Rone and the troupe of the national ballet of Marseille on the stage of the Théâtre du Chatelet, in Paris. - Châtelet Theater - Cyril Moreau

  • The electro choreography Room With A View plays until until March 14 at the Théâtre du Châtelet, in Paris.
  • "It is a horde which dances and which thinks with its fists and its feet", says of the spectacle the writer Alain Damasio.
  • The show stages an ecological, economic, societal collapse. And shows how the current generations are trying to exorcise them, notably through dance and music.

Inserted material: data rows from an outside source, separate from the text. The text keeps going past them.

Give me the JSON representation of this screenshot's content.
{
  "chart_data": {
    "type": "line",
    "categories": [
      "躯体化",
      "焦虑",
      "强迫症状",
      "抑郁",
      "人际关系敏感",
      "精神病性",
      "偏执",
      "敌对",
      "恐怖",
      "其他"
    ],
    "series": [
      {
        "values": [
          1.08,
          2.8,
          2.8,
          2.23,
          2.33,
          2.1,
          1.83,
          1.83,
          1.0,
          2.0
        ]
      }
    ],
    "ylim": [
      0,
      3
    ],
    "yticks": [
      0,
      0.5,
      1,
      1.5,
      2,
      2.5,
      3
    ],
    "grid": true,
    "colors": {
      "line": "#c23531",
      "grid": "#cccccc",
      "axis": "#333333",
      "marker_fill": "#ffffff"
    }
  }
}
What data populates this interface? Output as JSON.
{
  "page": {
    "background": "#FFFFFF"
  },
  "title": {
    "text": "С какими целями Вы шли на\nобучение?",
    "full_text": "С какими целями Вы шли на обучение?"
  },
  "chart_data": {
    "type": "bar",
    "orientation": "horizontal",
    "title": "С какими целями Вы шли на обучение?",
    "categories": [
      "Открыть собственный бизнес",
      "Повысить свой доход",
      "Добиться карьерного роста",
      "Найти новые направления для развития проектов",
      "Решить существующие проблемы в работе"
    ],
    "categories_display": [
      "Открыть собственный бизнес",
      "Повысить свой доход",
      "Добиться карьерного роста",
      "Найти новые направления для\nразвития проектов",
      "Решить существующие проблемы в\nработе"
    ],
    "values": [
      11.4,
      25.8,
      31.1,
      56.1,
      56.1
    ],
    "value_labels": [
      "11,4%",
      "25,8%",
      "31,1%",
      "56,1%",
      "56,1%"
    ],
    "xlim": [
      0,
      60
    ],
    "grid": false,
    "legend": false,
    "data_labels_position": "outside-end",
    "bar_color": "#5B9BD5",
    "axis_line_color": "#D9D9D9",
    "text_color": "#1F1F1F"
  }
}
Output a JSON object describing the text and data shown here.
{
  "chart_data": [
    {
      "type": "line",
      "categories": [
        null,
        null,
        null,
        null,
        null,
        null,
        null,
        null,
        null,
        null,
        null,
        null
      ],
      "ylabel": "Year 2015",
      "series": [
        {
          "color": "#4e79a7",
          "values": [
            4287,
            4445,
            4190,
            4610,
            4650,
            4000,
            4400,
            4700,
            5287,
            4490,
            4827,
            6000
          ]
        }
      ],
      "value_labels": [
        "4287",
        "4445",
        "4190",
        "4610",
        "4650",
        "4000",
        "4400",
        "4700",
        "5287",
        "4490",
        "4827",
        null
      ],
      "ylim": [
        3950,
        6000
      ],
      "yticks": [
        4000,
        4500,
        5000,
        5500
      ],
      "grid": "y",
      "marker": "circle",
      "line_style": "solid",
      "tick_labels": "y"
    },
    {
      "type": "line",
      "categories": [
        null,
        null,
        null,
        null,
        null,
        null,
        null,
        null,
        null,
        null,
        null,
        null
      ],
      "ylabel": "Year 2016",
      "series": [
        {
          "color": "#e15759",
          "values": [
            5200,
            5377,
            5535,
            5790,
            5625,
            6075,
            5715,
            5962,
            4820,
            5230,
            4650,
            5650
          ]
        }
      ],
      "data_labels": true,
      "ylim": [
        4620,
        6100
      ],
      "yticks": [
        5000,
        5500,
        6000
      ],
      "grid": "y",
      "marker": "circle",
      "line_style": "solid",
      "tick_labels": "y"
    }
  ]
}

In a quarry of marble that crumbles and collapses, a horde of ravers dance frantically around a DJ. We see them give their all, "with a lost body" we say so well in the language of Molière. Later we will see them hovering carrying the DJ in the air and choreographing love-hate scenes, where the bodies attract and reject each other, mimicking some of the very raw rapes. Here is Room With A View , an analysis of the underground movements of our time by the musician Rone and the collective (La) Horde. An electro choreography given until March 14 at the Théâtre du Châtelet, in Paris.

Room With A View is the story of the spontaneous, disorderly and uncontrolled reaction of a generation faced with disaster. "We thought of this show as that of a difficult awakening of consciousness, of a march forced by the overwhelming prospect of collapse," explain Rone and (La) Horde in the introductory booklet of the show. The bodies of the dancers of the National Ballet of Marseille fly away in aerial staves, and fall so close to the edge, so close to disaster. The troop of ravers caress each other as much as they fight, as if they had no choice but to be crossed by this violence.

“The choreography meets music to tell the suffering and the legitimate anger of the present generations who seek to federate to give meaning, in the communities of celebration and combat, overwhelmed by the infinite violence of the world, which they replay in a loop , in their flesh, as if to exorcise them ”explain Rone and (La) Horde. We know that raped people sometimes prostitute themselves, in order to learn to master the trauma by replaying it.

The troupe of the national ballet of Marseille for the show Room With A View by Rone and (La) Horde, at the Théâtre du Chatelet in Paris. - Châtelet Theater - Aude Arago

A stone's throw that suddenly goes into a trance

“Ballet or troupe, a choreography always betrays a political vision, nolens volens , writes the science fiction author Alain Damasio, about the show. It is a horde which dances and which thinks with its fists and its feet. And who comes to challenge you, OK boomer , in a hacked hacka, where what blushes is less the skin of the breasts exposed, mercilessly, than the sudden awareness, in your soul of voyeur, that what they left, in truth, the oldest of us, to this growing generation, that's it: a dirty world that will have to be repaired ”

Coming out of Room With A View , however, we want to dance, we are filled with furious energy. And there remains this image: a stone's throw that suddenly becomes dancing. We see rebellious bodies throwing imaginary paving stones at absent law enforcement agencies. Bodies of rage, which swing fingers of honor, arms outstretched, whose faces tense. And then gradually the anger changes into dance, and the bodies touch and embrace. Channeled bodies. It's subtle. It is a slow transformation. In the same movement of life we ​​pass from rage to love. And we say that from this chaos, something will be born.